- Born: Thelma Ellen Wood July 3, 1901 Kansas, United States
- Died: December 10, 1970 (aged 69) Danbury, Connecticut, United States
- Known for: Sculpture, drawings

= Thelma Wood =

American sculptor

Thelma Ellen Wood (July 3, 1901 – December 10, 1970) was an American artist, specialising in the traditional fine line drawing technique known as Silverpoint. She was noted for her hectic private life, and her lesbian relationship with Djuna Barnes was fictionalized in Barnes' novel Nightwood.

== Early life ==
Wood was born in Mankato, Kansas, the second of four children. Her father later moved the family to St. Louis, Missouri. In 1918 her mother and younger brother succumbed to the influenza epidemic of 1918. Two months prior to their deaths, Wood enrolled at the St. Louis School of Fine Arts (now known as the Sam Fox School of Design & Visual Arts) at Washington University in St. Louis. It is likely there that she learned the technique of silverpoint drawing, for which she is best known. In 1920, Wood and a fellow art student, Myra Marglous, applied for passports and left for Paris to continue studying art.

==Relationships==
While in Paris, Wood frequented Berlin and was said to have enjoyed excessive alcohol consumption, and being involved in casual sexual relationships. Accounts have described her as "boyish-looking", standing almost 6 feet tall, and "sexually magnetic".

In the fall of 1921, Wood and photographer Berenice Abbott met. They were briefly lovers and remained close friends for life. Abbott later introduced Wood to poet Djuna Barnes, and made photographic portraits of both of them. Wood also had a brief relationship with the poet Edna St. Vincent Millay during the early 1920s.

Wood's relationship with Djuna Barnes lasted 8 years and was deemed the "great love" of each of their lives. From 1921 to 1929 their relationship was fueled by sex and alcohol, and marred by infidelities, jealousy, and violence. Barnes was known for her jealousy with her lovers; Wood was known to be promiscuous with many women. Although Barnes wanted their relationship to be monogamous, Wood regularly sought out casual sexual partners of both sexes. Barnes was also unfaithful.

Wood became involved in an affair with a wealthy woman named Henriette Alice McCrea-Metcalf, leading to the end of her relationship with Barnes. When Wood moved to Greenwich Village in New York City in 1928, Metcalf followed. Wood continued to write and visit Barnes, to whom Wood still professed her love, but Barnes refused to become involved with Wood on a regular basis. By 1932, Wood was more of an unofficial courtesan to Metcalf, and Metcalf supported Wood's art studies in Florence. In 1934, they moved to Sandy Hook, Connecticut. In Westport, Connecticut, Wood began a gourmet catering business that ultimately failed. Her relationship with Metcalf was complicated by Wood continuing to seek out drinking and sexual companions of both sexes, and Wood became increasingly unfaithful.

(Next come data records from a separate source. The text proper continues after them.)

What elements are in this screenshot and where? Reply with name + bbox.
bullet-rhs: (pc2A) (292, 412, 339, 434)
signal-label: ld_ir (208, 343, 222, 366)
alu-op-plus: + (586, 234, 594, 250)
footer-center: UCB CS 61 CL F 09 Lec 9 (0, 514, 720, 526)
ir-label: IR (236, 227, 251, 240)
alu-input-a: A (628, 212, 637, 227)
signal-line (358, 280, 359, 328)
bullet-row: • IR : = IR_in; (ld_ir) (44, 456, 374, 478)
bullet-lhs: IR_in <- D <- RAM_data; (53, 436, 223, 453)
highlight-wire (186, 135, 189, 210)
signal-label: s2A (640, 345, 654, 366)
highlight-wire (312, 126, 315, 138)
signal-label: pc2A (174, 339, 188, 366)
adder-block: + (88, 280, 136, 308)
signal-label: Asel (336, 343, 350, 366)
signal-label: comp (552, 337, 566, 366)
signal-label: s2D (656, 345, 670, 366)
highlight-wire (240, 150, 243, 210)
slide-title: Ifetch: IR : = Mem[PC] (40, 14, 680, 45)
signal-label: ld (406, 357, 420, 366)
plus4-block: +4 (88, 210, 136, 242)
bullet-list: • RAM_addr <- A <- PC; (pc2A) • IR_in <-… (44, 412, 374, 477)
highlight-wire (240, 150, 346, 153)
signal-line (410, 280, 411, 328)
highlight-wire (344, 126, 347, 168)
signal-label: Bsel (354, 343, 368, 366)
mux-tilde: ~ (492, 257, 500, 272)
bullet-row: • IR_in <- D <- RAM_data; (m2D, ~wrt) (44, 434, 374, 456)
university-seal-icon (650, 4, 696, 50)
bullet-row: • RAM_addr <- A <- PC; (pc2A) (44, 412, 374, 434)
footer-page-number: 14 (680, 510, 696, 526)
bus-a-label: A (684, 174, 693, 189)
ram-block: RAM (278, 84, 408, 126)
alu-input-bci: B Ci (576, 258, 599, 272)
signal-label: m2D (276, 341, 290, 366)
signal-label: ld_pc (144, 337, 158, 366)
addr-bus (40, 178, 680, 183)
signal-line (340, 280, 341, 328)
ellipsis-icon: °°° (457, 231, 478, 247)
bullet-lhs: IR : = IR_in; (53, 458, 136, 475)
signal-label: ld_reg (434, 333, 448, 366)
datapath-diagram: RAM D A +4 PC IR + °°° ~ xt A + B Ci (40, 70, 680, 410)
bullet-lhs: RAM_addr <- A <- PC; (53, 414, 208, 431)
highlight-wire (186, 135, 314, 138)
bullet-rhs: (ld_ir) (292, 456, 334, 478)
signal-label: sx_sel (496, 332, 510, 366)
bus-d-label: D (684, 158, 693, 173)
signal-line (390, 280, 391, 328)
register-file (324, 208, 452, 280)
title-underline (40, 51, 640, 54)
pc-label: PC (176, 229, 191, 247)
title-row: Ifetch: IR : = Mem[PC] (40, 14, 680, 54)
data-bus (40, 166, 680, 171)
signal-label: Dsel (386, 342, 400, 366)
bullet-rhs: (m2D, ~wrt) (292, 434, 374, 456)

Nightwood, Barnes' best-known novel, was published in 1936, with the character "Robin Vote" heavily inspired by Wood. Wood was outraged, believing Barnes' portrayal was a misrepresentation, and claimed that the publication of the book ruined her life.

==Career==
Although very little of her work survives, many of her drawings accompany collections of Djuna Barnes. Wood's sketchbook from a trip to Berlin remains in the Barnes Papers at the University of Maryland, College Park. Her work drew strongly on images from nature. Wood's silverpoint drawings were exhibited at least once, at Milch Galleries in New York City in 1931 where Mary Fanton Roberts reviewed her work favorably.

==Later life==
Around 1942 or 1943, her relationship with Metcalf had deteriorated to a breaking point due to Wood's unfaithful sexual activities and lack of any gainful employment. Metcalf offered Wood money to move out of their shared house and effectively ended their sixteen-year relationship. Once the separation was complete, Metcalf reportedly never spoke to Wood again, even when Wood, dying, is said to have requested to see her.
Wood became involved with Margaret Behrens, a realtor and antique dealer, and she moved into Behrens' home in Monroe, Connecticut. They were together until Wood's death.

==Death==
Wood died of metastasized breast cancer in Danbury Hospital in 1970. Her ashes were interred in the Behrens family plot in Bridgeport, Connecticut.

==Legacy==
Author Sarah Schulman dedicated her 2018 novel Maggie Terry, to Thelma Wood. In an interview she stated Wood was, "historically, one of the world’s worst girlfriends who ever lived. She was the bad girlfriend of Djuna Barnes and she drove Djuna Barnes so crazy that she was the muse for Djuna Barnes’s work. So the book is dedicated to bad girlfriends."